2.CAB(Channel Attention Block)

        顾名思义,CAB就是利用注意力机制提取每个通道的特征,输出输入特征图形状不变,结构图如下:

【论文笔记】图像修复MPRNet:Multi-Stage Progressive Image Restoration 含代码解析_第3张图片

图3 

        可以看到,经过了两个卷积和GAP之后得到了一个概率图(就是那个残差边),在经过两个卷积和Sigmoid之后与概率图相乘,就实现了一个通道注意力机制。

        代码实现:

# 位置MPRNet.py
## Channel Attention Layer
class CALayer(nn.Module):
    def __init__(self, channel, reduction=16, bias=False):
        super(CALayer, self).__init__()
        # global average pooling: feature --> point
        self.avg_pool = nn.AdaptiveAvgPool2d(1)
        # feature channel downscale and upscale --> channel weight
        self.conv_du = nn.Sequential(
                nn.Conv2d(channel, channel // reduction, 1, padding=0, bias=bias),
                nn.ReLU(inplace=True),
                nn.Conv2d(channel // reduction, channel, 1, padding=0, bias=bias),
                nn.Sigmoid()
        )

    def forward(self, x):
        y = self.avg_pool(x)
        y = self.conv_du(y)
        return x * y


##########################################################################
## Channel Attention Block (CAB)
class CAB(nn.Module):
    def __init__(self, n_feat, kernel_size, reduction, bias, act):
        super(CAB, self).__init__()
        modules_body = []
        modules_body.append(conv(n_feat, n_feat, kernel_size, bias=bias))
        modules_body.append(act)
        modules_body.append(conv(n_feat, n_feat, kernel_size, bias=bias))

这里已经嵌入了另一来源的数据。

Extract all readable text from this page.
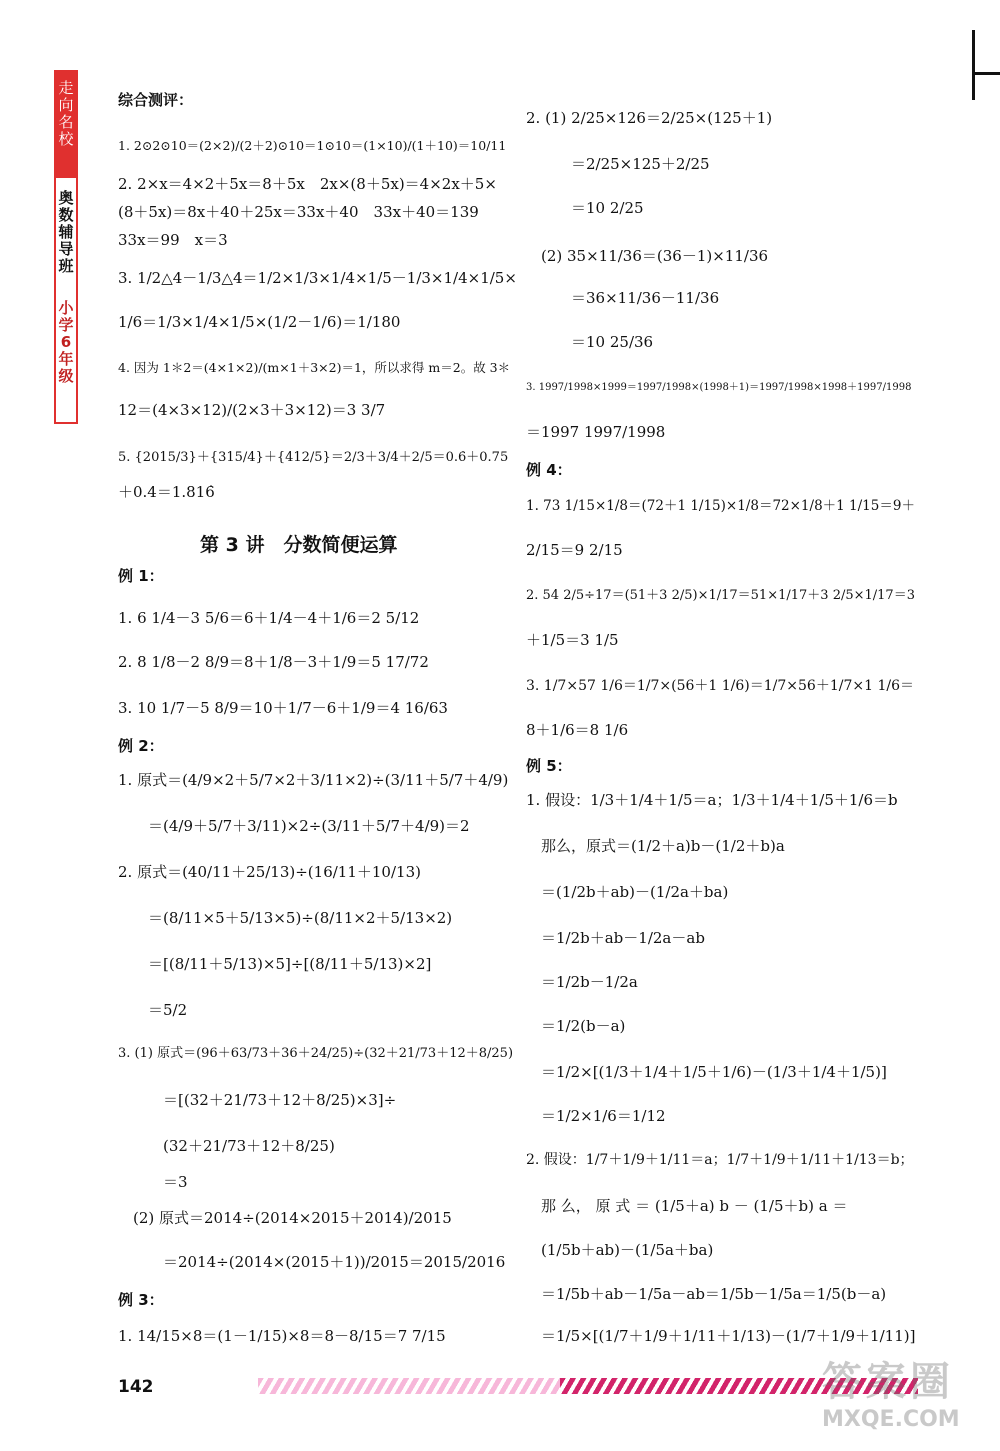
走向名校
奥数辅导班
小学6年级
综合测评：
1. 2⊙2⊙10＝(2×2)/(2＋2)⊙10＝1⊙10＝(1×10)/(1＋10)＝10/11
2. 2×x＝4×2＋5x＝8＋5x　2x×(8＋5x)＝4×2x＋5×
(8＋5x)＝8x＋40＋25x＝33x＋40　33x＋40＝139
33x＝99　x＝3
3. 1/2△4－1/3△4＝1/2×1/3×1/4×1/5－1/3×1/4×1/5×
1/6＝1/3×1/4×1/5×(1/2－1/6)＝1/180
4. 因为 1＊2＝(4×1×2)/(m×1＋3×2)＝1，所以求得 m＝2。故 3＊
12＝(4×3×12)/(2×3＋3×12)＝3 3/7
5. {2015/3}＋{315/4}＋{412/5}＝2/3＋3/4＋2/5＝0.6̇＋0.75
＋0.4＝1.816̇
例 1：
1. 6 1/4－3 5/6＝6＋1/4－4＋1/6＝2 5/12
2. 8 1/8－2 8/9＝8＋1/8－3＋1/9＝5 17/72
3. 10 1/7－5 8/9＝10＋1/7－6＋1/9＝4 16/63
例 2：
1. 原式＝(4/9×2＋5/7×2＋3/11×2)÷(3/11＋5/7＋4/9)
　　＝(4/9＋5/7＋3/11)×2÷(3/11＋5/7＋4/9)＝2
2. 原式＝(40/11＋25/13)÷(16/11＋10/13)
　　＝(8/11×5＋5/13×5)÷(8/11×2＋5/13×2)
　　＝[(8/11＋5/13)×5]÷[(8/11＋5/13)×2]
　　＝5/2
3. (1) 原式＝(96＋63/73＋36＋24/25)÷(32＋21/73＋12＋8/25)
　　　＝[(32＋21/73＋12＋8/25)×3]÷
　　　(32＋21/73＋12＋8/25)
　　　＝3
　(2) 原式＝2014÷(2014×2015＋2014)/2015
　　　＝2014÷(2014×(2015＋1))/2015＝2015/2016
例 3：
1. 14/15×8＝(1－1/15)×8＝8－8/15＝7 7/15
2. (1) 2/25×126＝2/25×(125＋1)
　　　＝2/25×125＋2/25
　　　＝10 2/25
　(2) 35×11/36＝(36－1)×11/36
　　　＝36×11/36－11/36
　　　＝10 25/36
3. 1997/1998×1999＝1997/1998×(1998＋1)＝1997/1998×1998＋1997/1998
＝1997 1997/1998
例 4：
1. 73 1/15×1/8＝(72＋1 1/15)×1/8＝72×1/8＋1 1/15＝9＋
2/15＝9 2/15
2. 54 2/5÷17＝(51＋3 2/5)×1/17＝51×1/17＋3 2/5×1/17＝3
＋1/5＝3 1/5
3. 1/7×57 1/6＝1/7×(56＋1 1/6)＝1/7×56＋1/7×1 1/6＝
8＋1/6＝8 1/6
例 5：
1. 假设：1/3＋1/4＋1/5＝a；1/3＋1/4＋1/5＋1/6＝b
　那么，原式＝(1/2＋a)b－(1/2＋b)a
　＝(1/2b＋ab)－(1/2a＋ba)
　＝1/2b＋ab－1/2a－ab
　＝1/2b－1/2a
　＝1/2(b－a)
　＝1/2×[(1/3＋1/4＋1/5＋1/6)－(1/3＋1/4＋1/5)]
　＝1/2×1/6＝1/12
2. 假设：1/7＋1/9＋1/11＝a；1/7＋1/9＋1/11＋1/13＝b；
　那 么， 原 式 ＝ (1/5＋a) b － (1/5＋b) a ＝
　(1/5b＋ab)－(1/5a＋ba)
　＝1/5b＋ab－1/5a－ab＝1/5b－1/5a＝1/5(b－a)
　＝1/5×[(1/7＋1/9＋1/11＋1/13)－(1/7＋1/9＋1/11)]
第 3 讲　分数简便运算
142	答案圈
MXQE.COM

        self.CA = CALayer(n_feat, reduction, bias=bias)
        self.body = nn.Sequential(*modules_body)

    def forward(self, x):
        res = self.body(x)
        res = self.CA(res)
        res += x
        return res

3.Stage1 Encoder

        Stage1和Stage1的Encoder有一些区别,所以分开介绍。Stage1 Encoder有一个输入和三个不同尺度的输出,为的是提取三个尺度的特征并为下面的尺度融合流程做准备;其中有多个CAB结构,可以更好的提取通道特征;下采样通过粗暴的Downsample实现,结构如下:

【论文笔记】图像修复MPRNet:Multi-Stage Progressive Image Restoration 含代码解析_第4张图片

         图4

        代码实现:

# 位置MPRNet.py
class Encoder(nn.Module):
    def __init__(self, n_feat, kernel_size, reduction, act, bias, scale_unetfeats, csff):
        super(Encoder, self).__init__()

        self.encoder_level1 = [CAB(n_feat,                     kernel_size, reduction, bias=bias, act=act) for _ in range(2)]
        self.encoder_level2 = [CAB(n_feat+scale_unetfeats,     kernel_size, reduction, bias=bias, act=act) for _ in range(2)]
        self.encoder_level3 = [CAB(n_feat+(scale_unetfeats*2), kernel_size, reduction, bias=bias, act=act) for _ in range(2)]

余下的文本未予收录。